SG++-Doxygen-Documentation
CrossValidationExample.cpp File Reference
#include <sgpp/datadriven/datamining/builder/DataSourceBuilder.hpp>
#include <sgpp/datadriven/datamining/modules/dataSource/DataSource.hpp>
#include <sgpp/datadriven/datamining/modules/dataSource/DataSourceCrossValidation.hpp>
#include <sgpp/datadriven/datamining/modules/fitting/FitterConfigurationLeastSquares.hpp>
#include <sgpp/datadriven/datamining/modules/fitting/ModelFittingLeastSquares.hpp>
#include <sgpp/datadriven/datamining/modules/scoring/MSE.hpp>
#include <sgpp/datadriven/datamining/base/SparseGridMinerCrossValidation.hpp>
#include <sgpp/globaldef.hpp>
#include <iostream>
#include <memory>
#include <string>

## Functions

int main (int argc, char **argv)

## Function Documentation

 int main ( int argc, char ** argv )

use immediately invoked lambda expression to get the path to a configuration file.

In order to read a dataset from disk, we need an instance of a sgpp::datadriven::DataSource object, that is constructed using a builder pattern. Since we only want to read a from disk and use all samples it provides, we only pass in the path. Everything else is managed by default values and auto detection of extensions.

Once we have a data source, we can read the contents of the stored dataset.

We want to perform least squares regression now. First we need to set up our Fitter using a configuration structure.

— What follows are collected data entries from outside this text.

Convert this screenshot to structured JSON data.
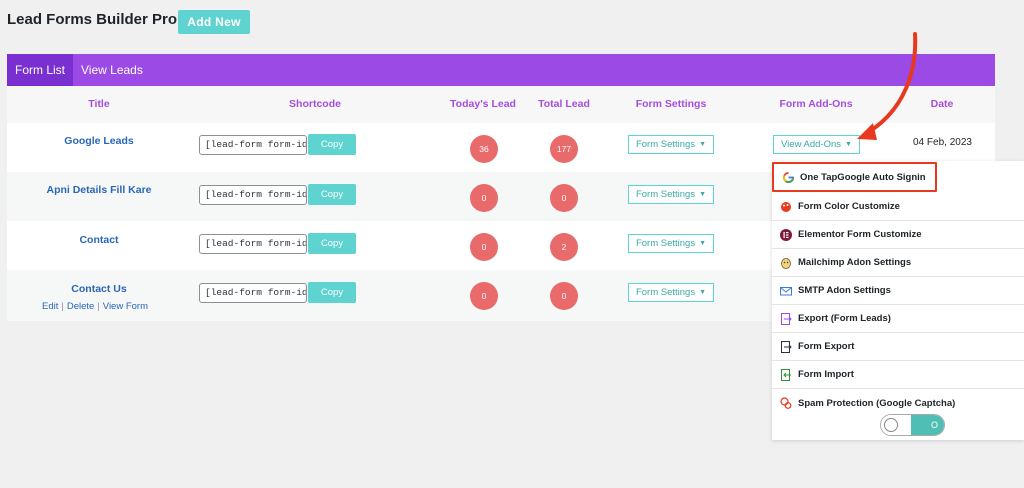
{
  "header": {
    "title": "Lead Forms Builder Pro",
    "add_new_label": "Add New"
  },
  "tabs": [
    {
      "label": "Form List",
      "active": true
    },
    {
      "label": "View Leads",
      "active": false
    }
  ],
  "columns": {
    "title": "Title",
    "shortcode": "Shortcode",
    "todays_lead": "Today's Lead",
    "total_lead": "Total Lead",
    "form_settings": "Form Settings",
    "form_addons": "Form Add-Ons",
    "date": "Date"
  },
  "rows": [
    {
      "title": "Google Leads",
      "shortcode": "[lead-form form-id=",
      "copy": "Copy",
      "todays": "36",
      "total": "177",
      "settings": "Form Settings",
      "addons": "View Add-Ons",
      "date": "04 Feb, 2023"
    },
    {
      "title": "Apni Details Fill Kare",
      "shortcode": "[lead-form form-id=",
      "copy": "Copy",
      "todays": "0",
      "total": "0",
      "settings": "Form Settings"
    },
    {
      "title": "Contact",
      "shortcode": "[lead-form form-id=",
      "copy": "Copy",
      "todays": "0",
      "total": "2",
      "settings": "Form Settings"
    },
    {
      "title": "Contact Us",
      "shortcode": "[lead-form form-id=",
      "copy": "Copy",
      "todays": "0",
      "total": "0",
      "settings": "Form Settings",
      "actions": {
        "edit": "Edit",
        "delete": "Delete",
        "view": "View Form",
        "separator": "|"
      }
    }
  ],
  "dropdown": {
    "items": [
      {
        "label": "One TapGoogle Auto Signin",
        "icon": "google-icon",
        "highlighted": true
      },
      {
        "label": "Form Color Customize",
        "icon": "palette-icon"
      },
      {
        "label": "Elementor Form Customize",
        "icon": "elementor-icon"
      },
      {
        "label": "Mailchimp Adon Settings",
        "icon": "mailchimp-icon"
      },
      {
        "label": "SMTP Adon Settings",
        "icon": "mail-icon"
      },
      {
        "label": "Export (Form Leads)",
        "icon": "export-icon"
      },
      {
        "label": "Form Export",
        "icon": "form-export-icon"
      },
      {
        "label": "Form Import",
        "icon": "form-import-icon"
      },
      {
        "label": "Spam Protection (Google Captcha)",
        "icon": "spam-protection-icon"
      }
    ],
    "toggle_on_symbol": "O"
  },
  "colors": {
    "accent_purple": "#9b4ae6",
    "teal": "#5fd3cf",
    "badge_red": "#e96a6a",
    "arrow_red": "#e8391f",
    "link_blue": "#2a66b8"
  }
}
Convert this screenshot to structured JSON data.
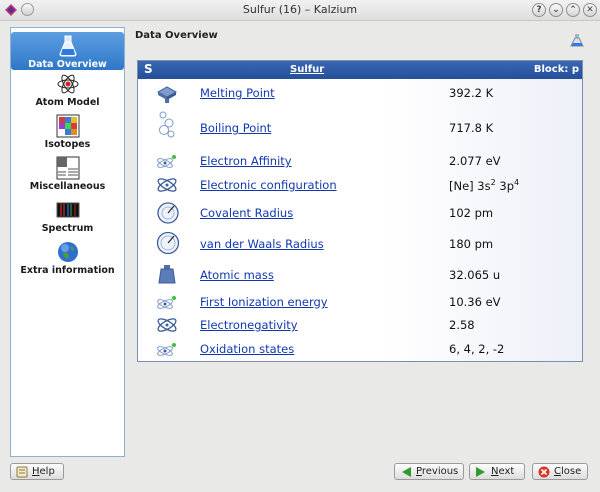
{
  "window": {
    "title": "Sulfur (16) – Kalzium",
    "buttons": [
      "?",
      "⌄",
      "⌃",
      "✕"
    ]
  },
  "sidebar": {
    "items": [
      {
        "label": "Data Overview",
        "icon": "flask-icon",
        "active": true
      },
      {
        "label": "Atom Model",
        "icon": "atom-model-icon",
        "active": false
      },
      {
        "label": "Isotopes",
        "icon": "isotopes-icon",
        "active": false
      },
      {
        "label": "Miscellaneous",
        "icon": "miscellaneous-icon",
        "active": false
      },
      {
        "label": "Spectrum",
        "icon": "spectrum-icon",
        "active": false
      },
      {
        "label": "Extra information",
        "icon": "globe-icon",
        "active": false
      }
    ]
  },
  "main": {
    "section_title": "Data Overview",
    "element": {
      "symbol": "S",
      "name": "Sulfur",
      "block": "Block: p"
    },
    "properties": [
      {
        "label": "Melting Point",
        "value": "392.2 K",
        "icon": "melting-point-icon"
      },
      {
        "label": "Boiling Point",
        "value": "717.8 K",
        "icon": "boiling-point-icon"
      },
      {
        "label": "Electron Affinity",
        "value": "2.077 eV",
        "icon": "electron-affinity-icon"
      },
      {
        "label": "Electronic configuration",
        "value_parts": [
          "[Ne] 3s",
          "2",
          " 3p",
          "4"
        ],
        "icon": "electronic-configuration-icon"
      },
      {
        "label": "Covalent Radius",
        "value": "102 pm",
        "icon": "covalent-radius-icon"
      },
      {
        "label": "van der Waals Radius",
        "value": "180 pm",
        "icon": "van-der-waals-radius-icon"
      },
      {
        "label": "Atomic mass",
        "value": "32.065 u",
        "icon": "atomic-mass-icon"
      },
      {
        "label": "First Ionization energy",
        "value": "10.36 eV",
        "icon": "ionization-energy-icon"
      },
      {
        "label": "Electronegativity",
        "value": "2.58",
        "icon": "electronegativity-icon"
      },
      {
        "label": "Oxidation states",
        "value": "6, 4, 2, -2",
        "icon": "oxidation-states-icon"
      }
    ]
  },
  "footer": {
    "help": {
      "pre": "",
      "mnemonic": "H",
      "post": "elp"
    },
    "previous": {
      "pre": "",
      "mnemonic": "P",
      "post": "revious"
    },
    "next": {
      "pre": "",
      "mnemonic": "N",
      "post": "ext"
    },
    "close": {
      "pre": "",
      "mnemonic": "C",
      "post": "lose"
    }
  },
  "colors": {
    "header_blue": "#2c5aa6",
    "link_blue": "#1238b0",
    "active_item": "#3f86d3"
  }
}
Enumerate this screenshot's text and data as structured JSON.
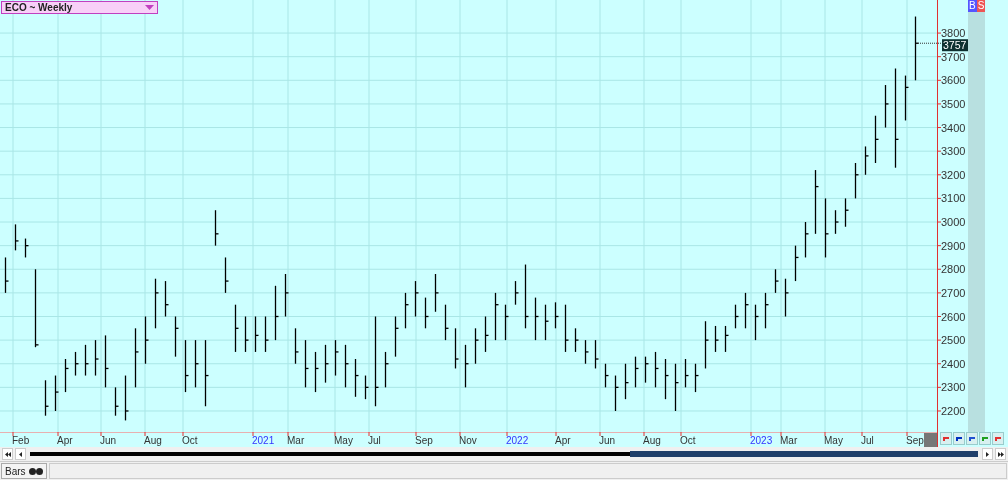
{
  "chart_title": "ECO ~ Weekly",
  "legend": [
    "B",
    "S"
  ],
  "last_price": "3757",
  "y_axis_labels": [
    "3800",
    "3700",
    "3600",
    "3500",
    "3400",
    "3300",
    "3200",
    "3100",
    "3000",
    "2900",
    "2800",
    "2700",
    "2600",
    "2500",
    "2400",
    "2300",
    "2200"
  ],
  "x_axis_labels": [
    {
      "text": "Feb",
      "kind": "month"
    },
    {
      "text": "Apr",
      "kind": "month"
    },
    {
      "text": "Jun",
      "kind": "month"
    },
    {
      "text": "Aug",
      "kind": "month"
    },
    {
      "text": "Oct",
      "kind": "month"
    },
    {
      "text": "2021",
      "kind": "year"
    },
    {
      "text": "Mar",
      "kind": "month"
    },
    {
      "text": "May",
      "kind": "month"
    },
    {
      "text": "Jul",
      "kind": "month"
    },
    {
      "text": "Sep",
      "kind": "month"
    },
    {
      "text": "Nov",
      "kind": "month"
    },
    {
      "text": "2022",
      "kind": "year"
    },
    {
      "text": "Apr",
      "kind": "month"
    },
    {
      "text": "Jun",
      "kind": "month"
    },
    {
      "text": "Aug",
      "kind": "month"
    },
    {
      "text": "Oct",
      "kind": "month"
    },
    {
      "text": "2023",
      "kind": "year"
    },
    {
      "text": "Mar",
      "kind": "month"
    },
    {
      "text": "May",
      "kind": "month"
    },
    {
      "text": "Jul",
      "kind": "month"
    },
    {
      "text": "Sep",
      "kind": "month"
    }
  ],
  "status_bar": {
    "label": "Bars"
  }
}
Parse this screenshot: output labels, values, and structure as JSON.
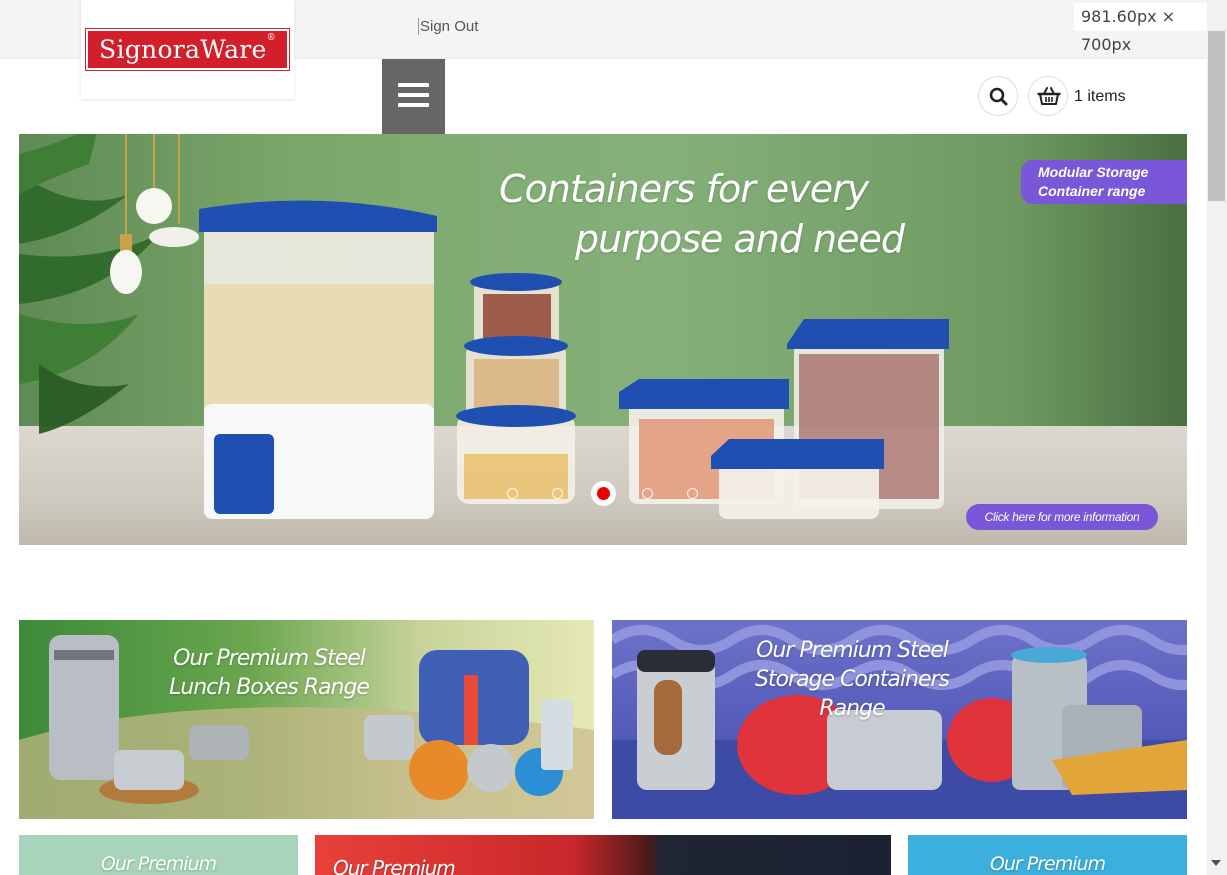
{
  "header": {
    "brand": "SignoraWare",
    "brand_mark": "®",
    "sign_out": "Sign Out",
    "cart_count": "1 items",
    "viewport_readout": "981.60px × 700px"
  },
  "icons": {
    "menu": "hamburger-icon",
    "search": "search-icon",
    "cart": "basket-icon"
  },
  "hero": {
    "headline_line1": "Containers for every",
    "headline_line2": "purpose and need",
    "tag": "Modular Storage Container range",
    "tag_line1": "Modular Storage",
    "tag_line2": "Container range",
    "cta": "Click here for more information",
    "slide_count": 5,
    "active_slide": 3
  },
  "promos": [
    {
      "line1": "Our Premium Steel",
      "line2": "Lunch Boxes Range"
    },
    {
      "line1": "Our Premium Steel",
      "line2": "Storage Containers Range"
    },
    {
      "line1": "Our Premium"
    },
    {
      "line1": "Our Premium"
    },
    {
      "line1": "Our Premium"
    }
  ],
  "colors": {
    "brand_red": "#d31f2b",
    "accent_purple": "#7a56d8",
    "menu_gray": "#666666",
    "active_dot": "#ee0000"
  }
}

We first set up the provided default parameters enabled for least squares regression

Everything that does not match the default values is then adapted.

Based on our configuration, we then can create a fitter object.

We want to perform 5 Fold cross validation on our model. To assess the quality of the regression algorithm, we use the mean squared error (MSE) as an error metric. To ensure testing and training data are not taken from an ordered distribution, we will permute the values that go into testing and training dataset.

Create a sparse grid miner that performs cross validation. The number of folds is 5 per default.

Here the actual learning process is launched. The miner will perform k-fold cross validation and print the mean score as well as the standard deviation.